La guerre n’est pas nécessairement la seule, ni la première option, à mon avis. Les procédures devant la Cour de justice de l’UE montrent une autre alternative. Je ne me risque pas à dire laquelle est la plus efficace, ni laquelle devrait être prioritaire.

Les entreprises, surtout occidentales, qui ont participé au pillage des richesses du Sahara Occidental avec l’occupant marocain ne doivent-elles pas être condamnées ?

A ce stade, les entreprises qui ont opéré au Sahara Occidental dans le cadre des Accords de l’UE pourraient argumenter qu’elles ont opéré dans le cadre légal. Cependant, à partir de maintenant, si elles continuent à opérer au Sahara Occidental, elles risquent une plainte du Polisario qui pourrait les condamner.

Interview réalisée par Mohsen Abdelmoumen

Qui est le Professeur Carlos Ruiz Miguel ?

Juriste espagnol, le Pr Ruiz Miguel enseigne le droit constitutionnel à l’Université de Saint-Jacques de Compostelle depuis 2001. Il est également titulaire de la Chaire Jean-Monnet de la Commission européenne.
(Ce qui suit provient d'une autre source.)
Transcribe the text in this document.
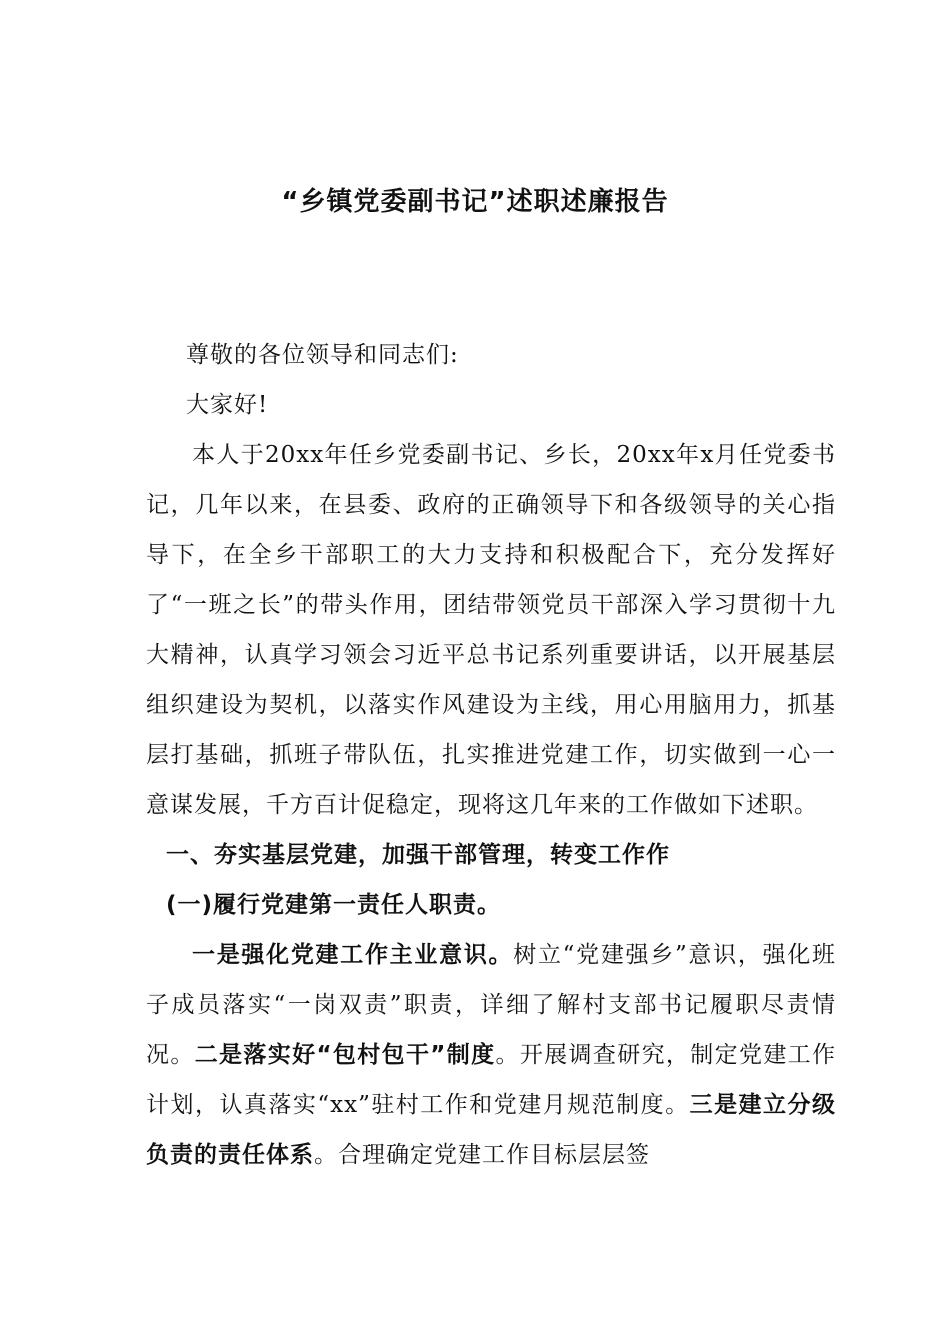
“乡镇党委副书记”述职述廉报告

尊敬的各位领导和同志们:

大家好!

本人于20xx年任乡党委副书记、乡长，20xx年x月任党委书记，几年以来，在县委、政府的正确领导下和各级领导的关心指导下，在全乡干部职工的大力支持和积极配合下，充分发挥好了“一班之长”的带头作用，团结带领党员干部深入学习贯彻十九大精神，认真学习领会习近平总书记系列重要讲话，以开展基层组织建设为契机，以落实作风建设为主线，用心用脑用力，抓基层打基础，抓班子带队伍，扎实推进党建工作，切实做到一心一意谋发展，千方百计促稳定，现将这几年来的工作做如下述职。

一、夯实基层党建，加强干部管理，转变工作作

(一)履行党建第一责任人职责。

一是强化党建工作主业意识。树立“党建强乡”意识，强化班子成员落实“一岗双责”职责，详细了解村支部书记履职尽责情况。二是落实好“包村包干”制度。开展调查研究，制定党建工作计划，认真落实“xx”驻村工作和党建月规范制度。三是建立分级负责的责任体系。合理确定党建工作目标层层签
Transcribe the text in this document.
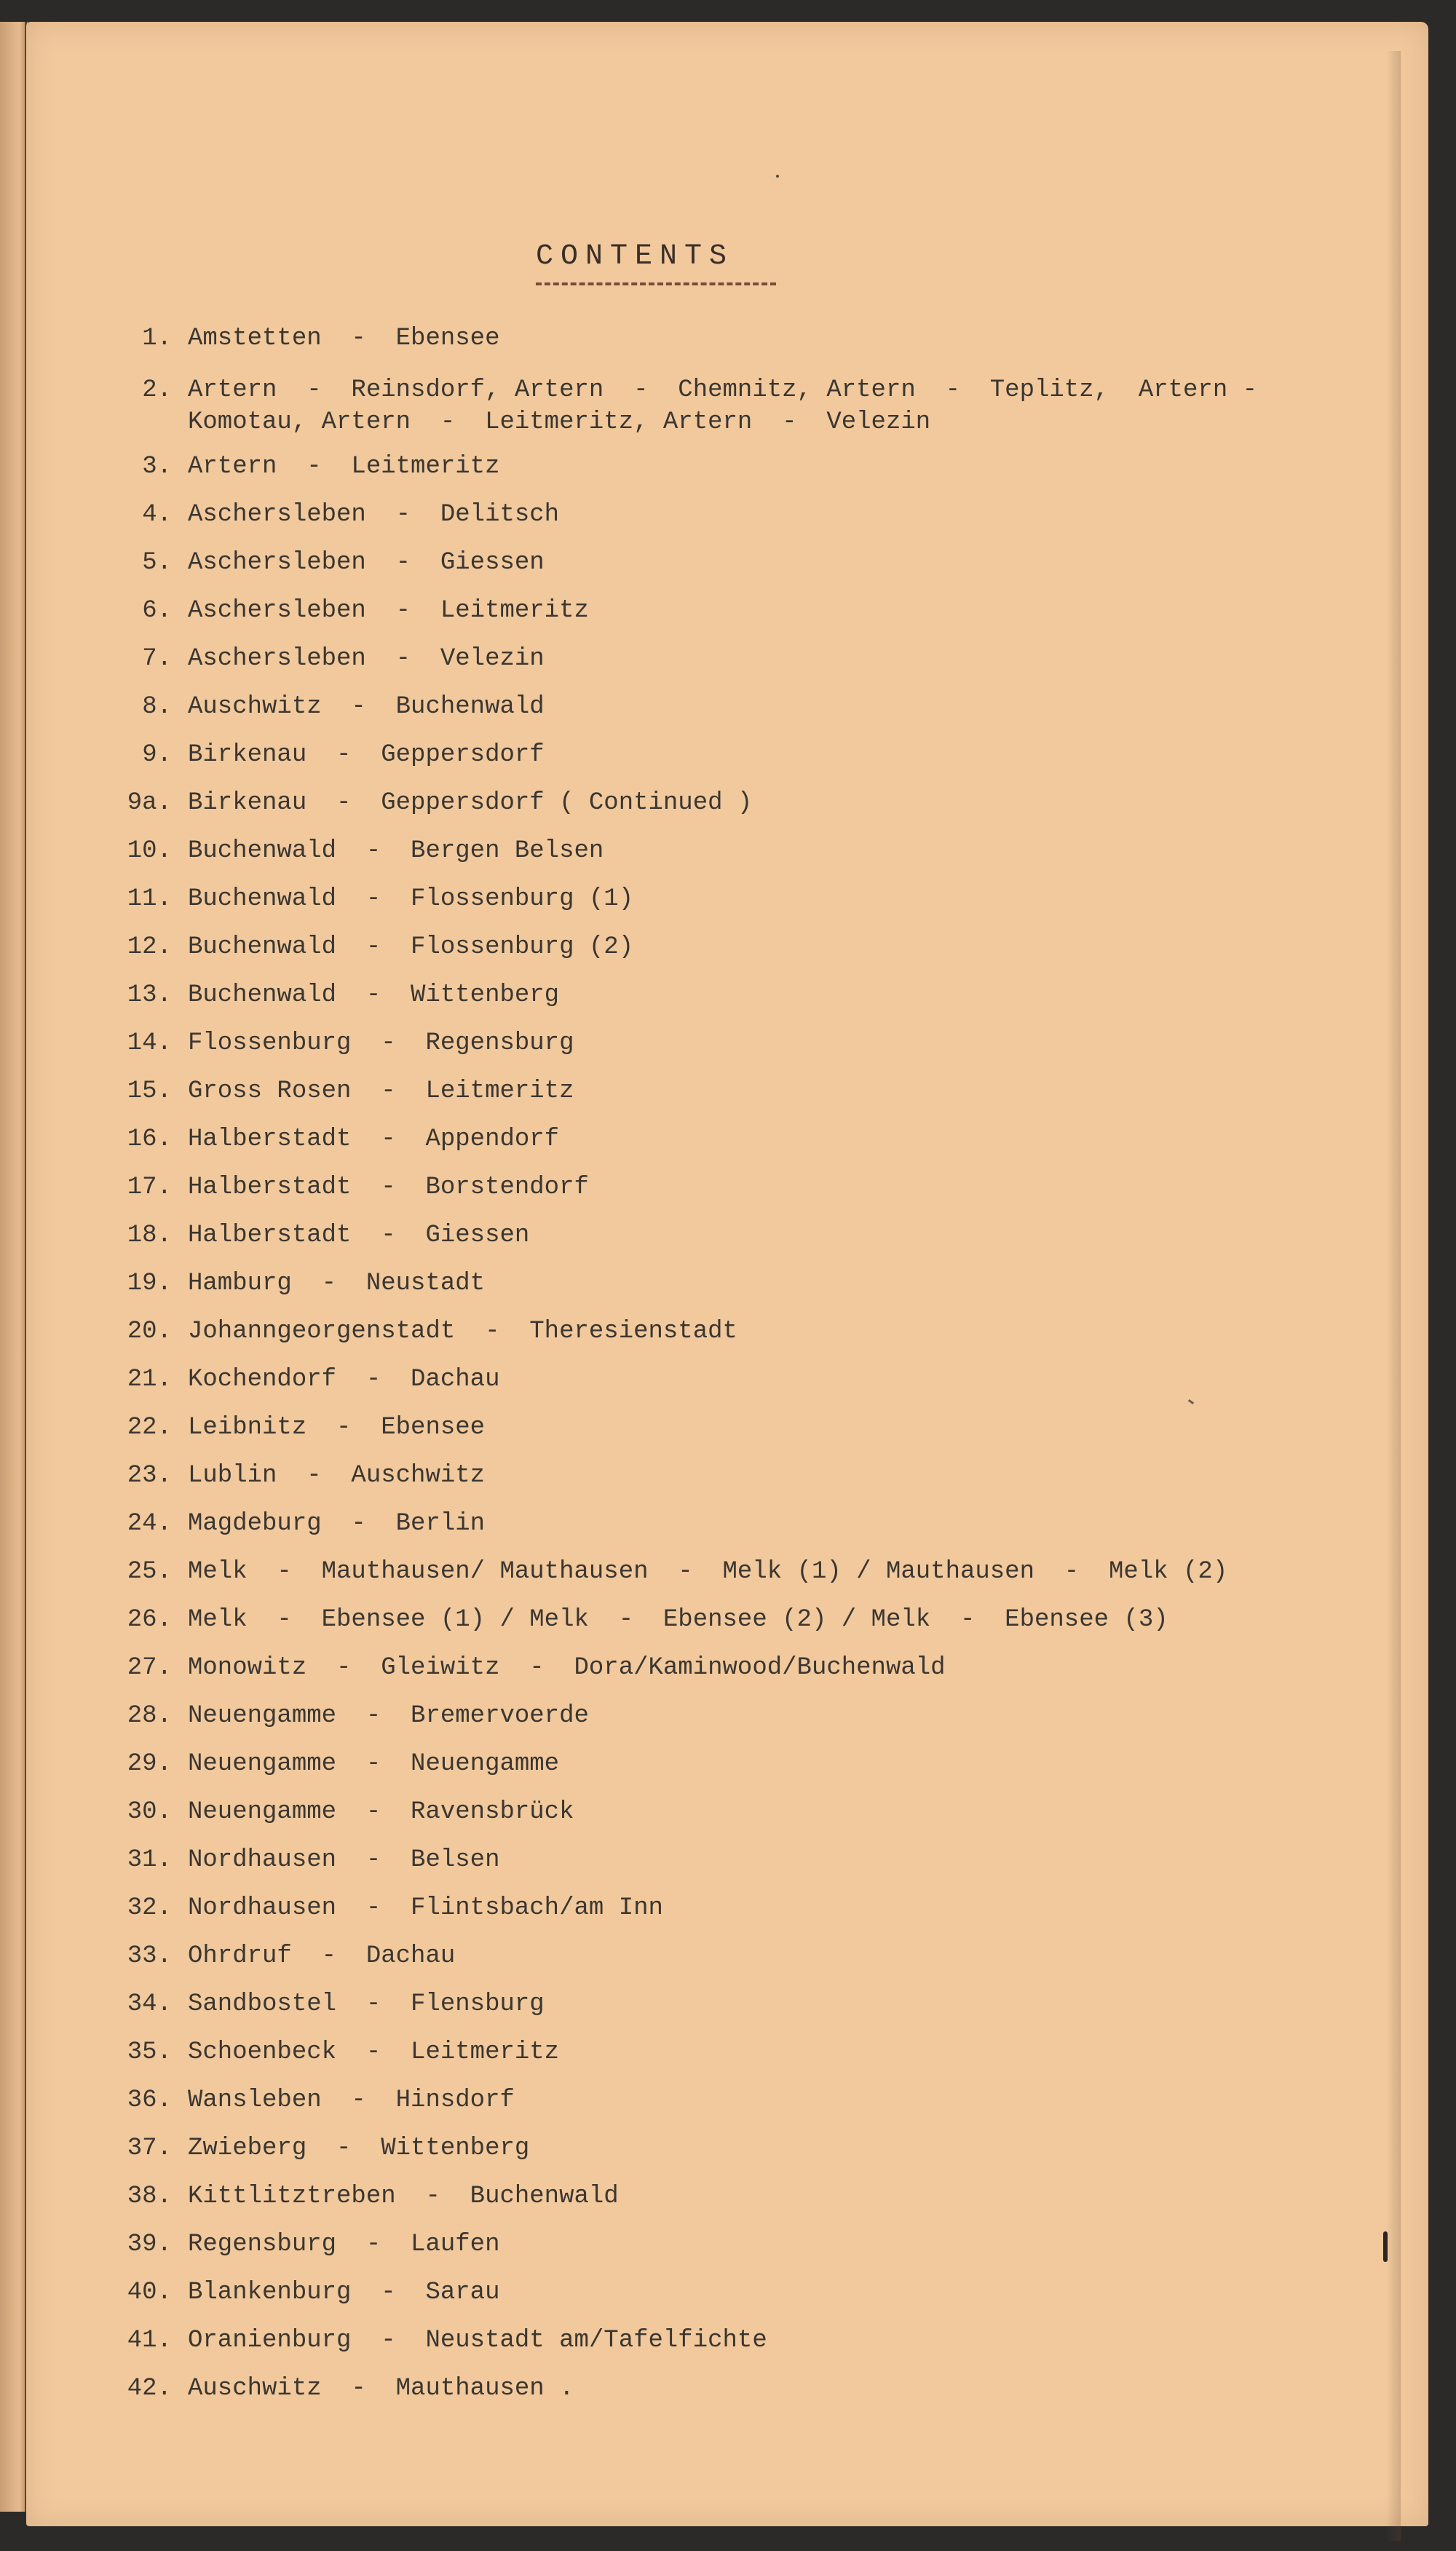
CONTENTS
1. Amstetten  -  Ebensee
2. Artern  -  Reinsdorf, Artern  -  Chemnitz, Artern  -  Teplitz,  Artern -
Komotau, Artern  -  Leitmeritz, Artern  -  Velezin
3. Artern  -  Leitmeritz
4. Aschersleben  -  Delitsch
5. Aschersleben  -  Giessen
6. Aschersleben  -  Leitmeritz
7. Aschersleben  -  Velezin
8. Auschwitz  -  Buchenwald
9. Birkenau  -  Geppersdorf
9a. Birkenau  -  Geppersdorf ( Continued )
10. Buchenwald  -  Bergen Belsen
11. Buchenwald  -  Flossenburg (1)
12. Buchenwald  -  Flossenburg (2)
13. Buchenwald  -  Wittenberg
14. Flossenburg  -  Regensburg
15. Gross Rosen  -  Leitmeritz
16. Halberstadt  -  Appendorf
17. Halberstadt  -  Borstendorf
18. Halberstadt  -  Giessen
19. Hamburg  -  Neustadt
20. Johanngeorgenstadt  -  Theresienstadt
21. Kochendorf  -  Dachau
22. Leibnitz  -  Ebensee
23. Lublin  -  Auschwitz
24. Magdeburg  -  Berlin
25. Melk  -  Mauthausen/ Mauthausen  -  Melk (1) / Mauthausen  -  Melk (2)
26. Melk  -  Ebensee (1) / Melk  -  Ebensee (2) / Melk  -  Ebensee (3)
27. Monowitz  -  Gleiwitz  -  Dora/Kaminwood/Buchenwald
28. Neuengamme  -  Bremervoerde
29. Neuengamme  -  Neuengamme
30. Neuengamme  -  Ravensbrück
31. Nordhausen  -  Belsen
32. Nordhausen  -  Flintsbach/am Inn
33. Ohrdruf  -  Dachau
34. Sandbostel  -  Flensburg
35. Schoenbeck  -  Leitmeritz
36. Wansleben  -  Hinsdorf
37. Zwieberg  -  Wittenberg
38. Kittlitztreben  -  Buchenwald
39. Regensburg  -  Laufen
40. Blankenburg  -  Sarau
41. Oranienburg  -  Neustadt am/Tafelfichte
42. Auschwitz  -  Mauthausen .
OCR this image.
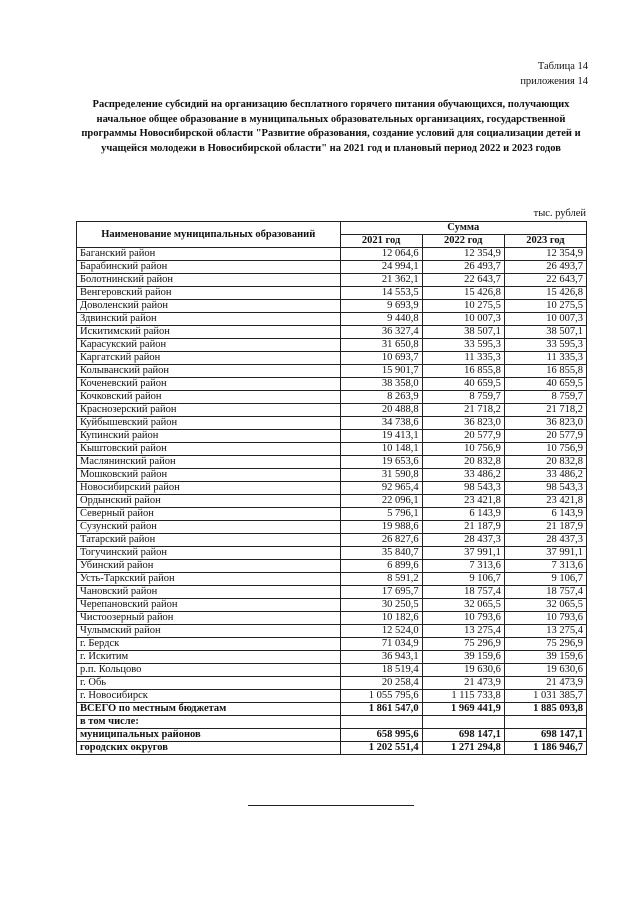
Таблица 14
приложения 14
Распределение субсидий на организацию бесплатного горячего питания обучающихся, получающих начальное общее образование в муниципальных образовательных организациях, государственной программы Новосибирской области "Развитие образования, создание условий для социализации детей и учащейся молодежи в Новосибирской области" на 2021 год и плановый период 2022 и 2023 годов
тыс. рублей
Наименование муниципальных образований	Сумма		
	2021 год	2022 год	2023 год
Баганский район	12 064,6	12 354,9	12 354,9
Барабинский район	24 994,1	26 493,7	26 493,7
Болотнинский район	21 362,1	22 643,7	22 643,7
Венгеровский район	14 553,5	15 426,8	15 426,8
Доволенский район	9 693,9	10 275,5	10 275,5
Здвинский район	9 440,8	10 007,3	10 007,3
Искитимский район	36 327,4	38 507,1	38 507,1
Карасукский район	31 650,8	33 595,3	33 595,3
Каргатский район	10 693,7	11 335,3	11 335,3
Колыванский район	15 901,7	16 855,8	16 855,8
Коченевский район	38 358,0	40 659,5	40 659,5
Кочковский район	8 263,9	8 759,7	8 759,7
Краснозерский район	20 488,8	21 718,2	21 718,2
Куйбышевский район	34 738,6	36 823,0	36 823,0
Купинский район	19 413,1	20 577,9	20 577,9
Кыштовский район	10 148,1	10 756,9	10 756,9
Маслянинский район	19 653,6	20 832,8	20 832,8
Мошковский район	31 590,8	33 486,2	33 486,2
Новосибирский район	92 965,4	98 543,3	98 543,3
Ордынский район	22 096,1	23 421,8	23 421,8
Северный район	5 796,1	6 143,9	6 143,9
Сузунский район	19 988,6	21 187,9	21 187,9
Татарский район	26 827,6	28 437,3	28 437,3
Тогучинский район	35 840,7	37 991,1	37 991,1
Убинский район	6 899,6	7 313,6	7 313,6
Усть-Таркский район	8 591,2	9 106,7	9 106,7
Чановский район	17 695,7	18 757,4	18 757,4
Черепановский район	30 250,5	32 065,5	32 065,5
Чистоозерный район	10 182,6	10 793,6	10 793,6
Чулымский район	12 524,0	13 275,4	13 275,4
г. Бердск	71 034,9	75 296,9	75 296,9
г. Искитим	36 943,1	39 159,6	39 159,6
р.п. Кольцово	18 519,4	19 630,6	19 630,6
г. Обь	20 258,4	21 473,9	21 473,9
г. Новосибирск	1 055 795,6	1 115 733,8	1 031 385,7
ВСЕГО по местным бюджетам	1 861 547,0	1 969 441,9	1 885 093,8
в том числе:			
муниципальных районов	658 995,6	698 147,1	698 147,1
городских округов	1 202 551,4	1 271 294,8	1 186 946,7
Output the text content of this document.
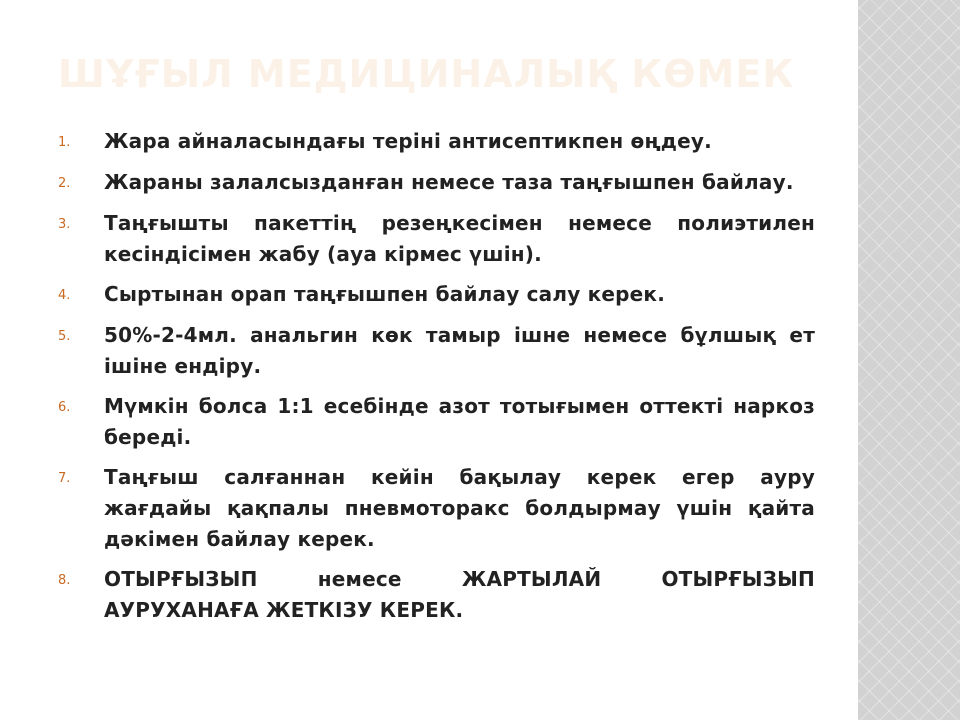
ШҰҒЫЛ МЕДИЦИНАЛЫҚ КӨМЕК
1.	Жара айналасындағы теріні антисептикпен өңдеу.
2.	Жараны залалсызданған немесе таза таңғышпен байлау.
3.	Таңғышты пакеттің резеңкесімен немесе полиэтилен кесіндісімен жабу (ауа кірмес үшін).
4.	Сыртынан орап таңғышпен байлау салу керек.
5.	50%-2-4мл. анальгин көк тамыр ішне немесе бұлшық ет ішіне ендіру.
6.	Мүмкін болса 1:1 есебінде азот тотығымен оттекті наркоз береді.
7.	Таңғыш салғаннан кейін бақылау керек егер ауру жағдайы қақпалы пневмоторакс болдырмау үшін қайта дәкімен байлау керек.
8.	ОТЫРҒЫЗЫП немесе ЖАРТЫЛАЙ ОТЫРҒЫЗЫП АУРУХАНАҒА ЖЕТКІЗУ КЕРЕК.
Il a écrit plus de dix livres et des douzaines d’articles universitaires, dont beaucoup se rapportent au Sahara Occidental. Parmi eux citons El Sahara Occidental y España : historia, política y derecho : análisis crítico de la política exterior española (Le Sahara Occidental et l’Espagne : histoire, politique et droit : analyse critique de la politique étrangère espagnole). Plus récemment, il a coécrit El Sahara Occidental. Prontuario jurídico. 15 enunciados básicos sobre el conflicto (Le Sahara Occidental. Un aide-mémoire judiciaire. 15 énoncés de base sur le conflit), un ouvrage de référence dans l’étude du conflit. Il est également directeur du Centre d’études sur le Sahara Occidental de l’Université de Saint-Jacques de Compostelle. Il est l’une des références académiques sur le conflit du Sahara Occidental.